PRICE stands for protection, rest, ice, compression, and elevation.

  • Protection – protect the affected area from further injury – for example, by using a support.
  • Rest – avoid exercise and reduce your daily physical activity. Using crutches or a walking stick may help if you can’t put weight on your ankle or knee. A sling may help if you’ve injured your shoulder.
  • Ice – apply an ice pack to the affected area for 15-20 minutes every two to three hours. A bag of frozen peas, or similar, will work well. Wrap the ice pack in a towel so that it doesn’t directly touch your skin and cause an ice burn.
  • Compression – use elastic compression bandages during the day to limit swelling.
  • Elevation – keep the injured body part raised above the level of your heart whenever possible. This may also help reduce swelling.

If your injury hasn’t improved after a week, it’s time to seek a professional opinion.

2. See a doctor

I had to state the obvious as in fact, many people go for the internet to diagnose and treat an injury before seeing a doctor!

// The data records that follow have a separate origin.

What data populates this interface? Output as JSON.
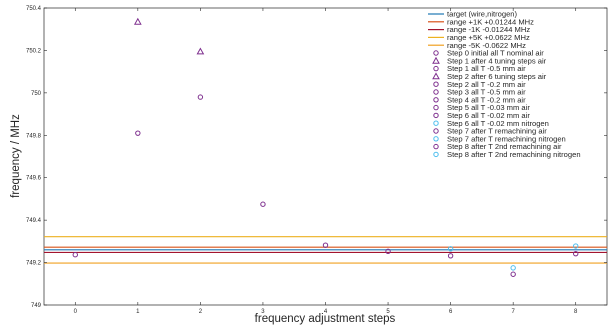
{
  "chart_data": {
    "type": "scatter",
    "title": "",
    "xlabel": "frequency adjustment steps",
    "ylabel": "frequency / MHz",
    "xlim": [
      -0.5,
      8.5
    ],
    "ylim": [
      749.0,
      750.4
    ],
    "x_ticks": [
      "0",
      "1",
      "2",
      "3",
      "4",
      "5",
      "6",
      "7",
      "8"
    ],
    "y_ticks": [
      "749",
      "749.2",
      "749.4",
      "749.6",
      "749.8",
      "750",
      "750.2",
      "750.4"
    ],
    "grid": false,
    "legend_position": "top-right",
    "reference_lines": [
      {
        "name": "target (wire,nitrogen)",
        "y": 749.26,
        "color": "#1f77b4"
      },
      {
        "name": "range +1K +0.01244 MHz",
        "y": 749.2724,
        "color": "#d95319"
      },
      {
        "name": "range -1K -0.01244 MHz",
        "y": 749.2476,
        "color": "#a2142f"
      },
      {
        "name": "range +5K +0.0622 MHz",
        "y": 749.3222,
        "color": "#edb120"
      },
      {
        "name": "range -5K -0.0622 MHz",
        "y": 749.1978,
        "color": "#f0a020"
      }
    ],
    "series": [
      {
        "name": "Step 0  initial all T nominal air",
        "marker": "circle",
        "color": "#7e2f8e",
        "points": [
          [
            0,
            749.237
          ]
        ]
      },
      {
        "name": "Step 1  after 4 tuning steps air",
        "marker": "triangle",
        "color": "#7e2f8e",
        "points": [
          [
            1,
            750.335
          ]
        ]
      },
      {
        "name": "Step 1  all T -0.5 mm air",
        "marker": "circle",
        "color": "#7e2f8e",
        "points": [
          [
            1,
            749.81
          ]
        ]
      },
      {
        "name": "Step 2  after 6 tuning steps air",
        "marker": "triangle",
        "color": "#7e2f8e",
        "points": [
          [
            2,
            750.195
          ]
        ]
      },
      {
        "name": "Step 2  all T -0.2 mm air",
        "marker": "circle",
        "color": "#7e2f8e",
        "points": [
          [
            2,
            749.98
          ]
        ]
      },
      {
        "name": "Step 3  all T -0.5 mm air",
        "marker": "circle",
        "color": "#7e2f8e",
        "points": [
          [
            3,
            749.475
          ]
        ]
      },
      {
        "name": "Step 4  all T -0.2 mm air",
        "marker": "circle",
        "color": "#7e2f8e",
        "points": [
          [
            4,
            749.282
          ]
        ]
      },
      {
        "name": "Step 5  all T -0.03 mm air",
        "marker": "circle",
        "color": "#7e2f8e",
        "points": [
          [
            5,
            749.253
          ]
        ]
      },
      {
        "name": "Step 6  all T -0.02 mm air",
        "marker": "circle",
        "color": "#7e2f8e",
        "points": [
          [
            6,
            749.232
          ]
        ]
      },
      {
        "name": "Step 6  all T -0.02 mm nitrogen",
        "marker": "circle",
        "color": "#4dbeee",
        "points": [
          [
            6,
            749.265
          ]
        ]
      },
      {
        "name": "Step 7  after T remachining air",
        "marker": "circle",
        "color": "#7e2f8e",
        "points": [
          [
            7,
            749.145
          ]
        ]
      },
      {
        "name": "Step 7  after T remachining nitrogen",
        "marker": "circle",
        "color": "#4dbeee",
        "points": [
          [
            7,
            749.175
          ]
        ]
      },
      {
        "name": "Step 8  after T 2nd remachining air",
        "marker": "circle",
        "color": "#7e2f8e",
        "points": [
          [
            8,
            749.242
          ]
        ]
      },
      {
        "name": "Step 8  after T 2nd remachining nitrogen",
        "marker": "circle",
        "color": "#4dbeee",
        "points": [
          [
            8,
            749.278
          ]
        ]
      }
    ]
  }
}
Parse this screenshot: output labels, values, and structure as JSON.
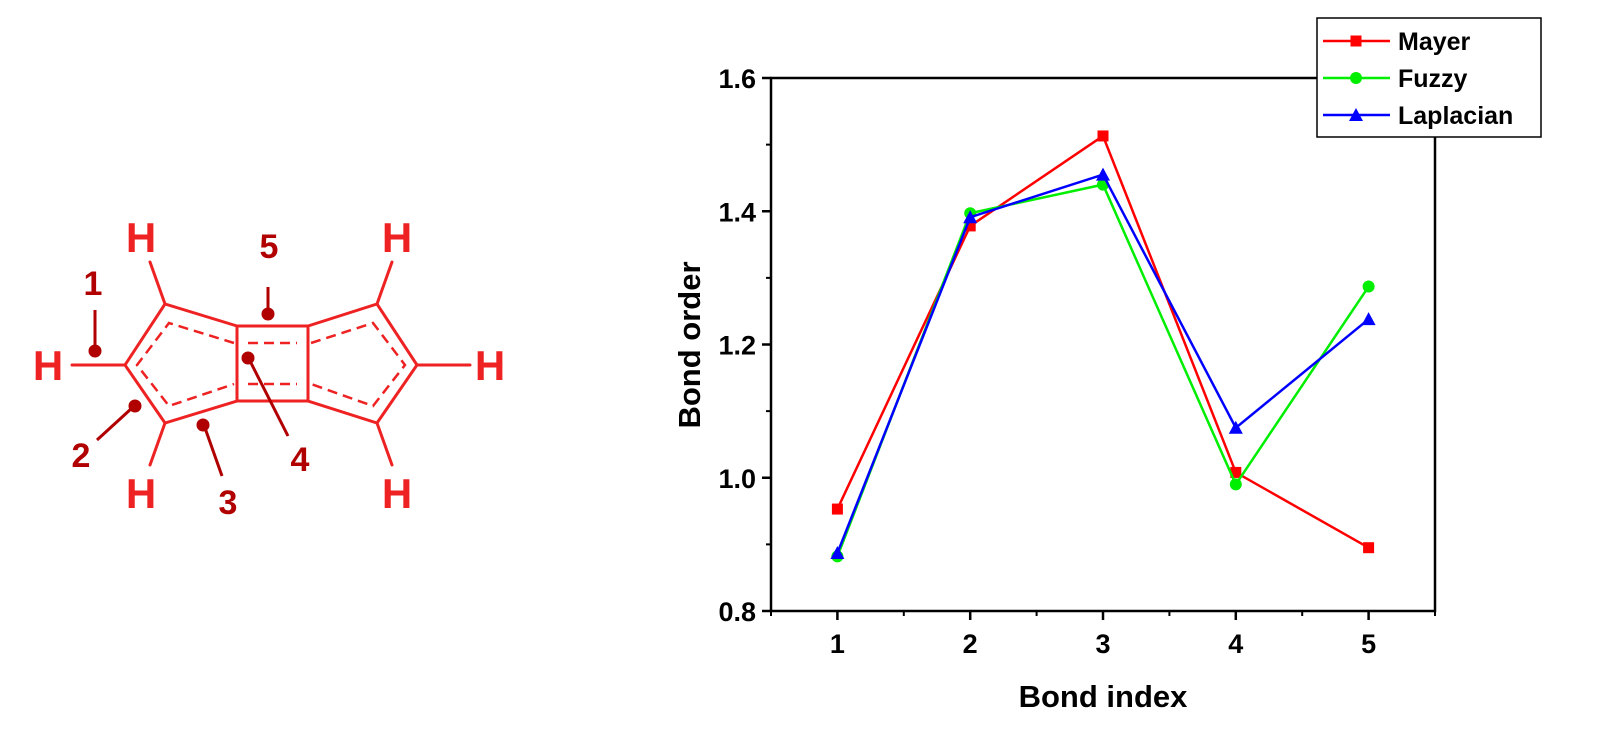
{
  "molecule": {
    "atom_labels": [
      "H",
      "H",
      "H",
      "H",
      "H",
      "H"
    ],
    "bond_labels": [
      "1",
      "2",
      "3",
      "4",
      "5"
    ],
    "color": "#ee2222",
    "label_color": "#b00000"
  },
  "chart_data": {
    "type": "line",
    "title": "",
    "xlabel": "Bond index",
    "ylabel": "Bond order",
    "x": [
      1,
      2,
      3,
      4,
      5
    ],
    "xlim": [
      0.5,
      5.5
    ],
    "ylim": [
      0.8,
      1.6
    ],
    "yticks": [
      "0.8",
      "1.0",
      "1.2",
      "1.4",
      "1.6"
    ],
    "xticks": [
      "1",
      "2",
      "3",
      "4",
      "5"
    ],
    "legend_position": "top-right",
    "grid": false,
    "series": [
      {
        "name": "Mayer",
        "values": [
          0.953,
          1.378,
          1.513,
          1.008,
          0.895
        ],
        "color": "#ff0000",
        "marker": "square"
      },
      {
        "name": "Fuzzy",
        "values": [
          0.882,
          1.397,
          1.44,
          0.99,
          1.287
        ],
        "color": "#00ee00",
        "marker": "circle"
      },
      {
        "name": "Laplacian",
        "values": [
          0.887,
          1.391,
          1.455,
          1.075,
          1.238
        ],
        "color": "#0000ff",
        "marker": "triangle"
      }
    ]
  }
}
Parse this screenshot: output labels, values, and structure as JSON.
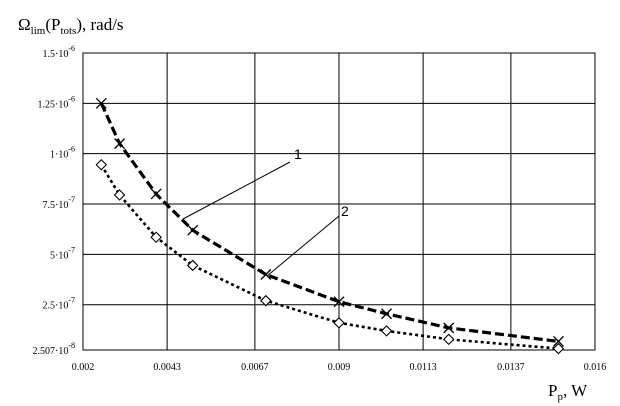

A doctor can perform a physical exam and order an MRI or X-ray to find out what’s wrong or put you in touch with a physical therapist who will check your strength, flexibility, and mobility.

Choose medical professionals who listen to you, and who offer you treatment that’s right for your injury and body type. Be careful of the one-size-fits-all approach to healing, and don’t be afraid to move on to someone new if you’re not getting what you need.

3. Keep moving

When you’re injured, your first instinct is to protect the injured area by tensing up to avoid the pain of moving. Some movements are a bad idea at the beginning of an injury (and a professional can tell you which ones those are) but don’t take self-protection too far. You need to keep moving so your muscles stay strong and so scar tissue doesn’t attach to your muscles or bones.

4. If it hurts, DON’T DO IT!

Sometimes people tend to think that rehab or exercises, in general, should hurt! It Doesn’t!

If there is any movement or specific exercise that causes constant discomfort or incremental pain, stop doing it and go back to your physiotherapist asking about easier alternatives.

5. Eat more protein

Protein isn’t only for building muscle; it also aids in the tissue repair process. So, eating more protein will make your recovery period shorter especially if you have a muscle-related injury.

Aim for .8-1g of protein per pound of bodyweight daily a separate them equally over 3-5 meals.


Related: Top 10 Highest quality protein powders for the lowest price


Emotionally

1. Reach out

Being injured is more than just physically painful. It’s emotionally draining, especially if you feel that you’re suffering alone and you’re not able to do the things you did before.

One of the best things you can do is sit down with a friend, especially one who’s had chronic pain issues herself or himself, and just talk about what’s going on.

2. Focus on something else

The less time you spend obsessing about your injury, the better. Yes, your activities might be limited, but I’ve found that no matter what hurts, there’s always something I can do to distract myself. Read, catch up on your Netflix queue, or listen to inspirational podcasts—any outlet that will keep you busy.

3. Be upset, and then move on

If you have a long-term or serious injury, there are going to be days when you can handle the pain and days when you just want to curl into a ball and bawl. And that’s OK.

When those bad days happen, be as kind and gentle to yourself as possible. Feeling miserable, angry, or frustrated does not make you a weak person: It just makes you human.

So, cry if you need to. And when you’re done, take a deep breath and remind yourself that you’re on the way to getting better.

 4. Learn from the Experience

I believe that good things come from even the most challenging situations, as long as we’re open to them.

Dealing with an injury is difficult for anyone, but it’s also will make you appreciate all the amazing things that your body used to do. Recovery will make you stronger, physically and emotionally.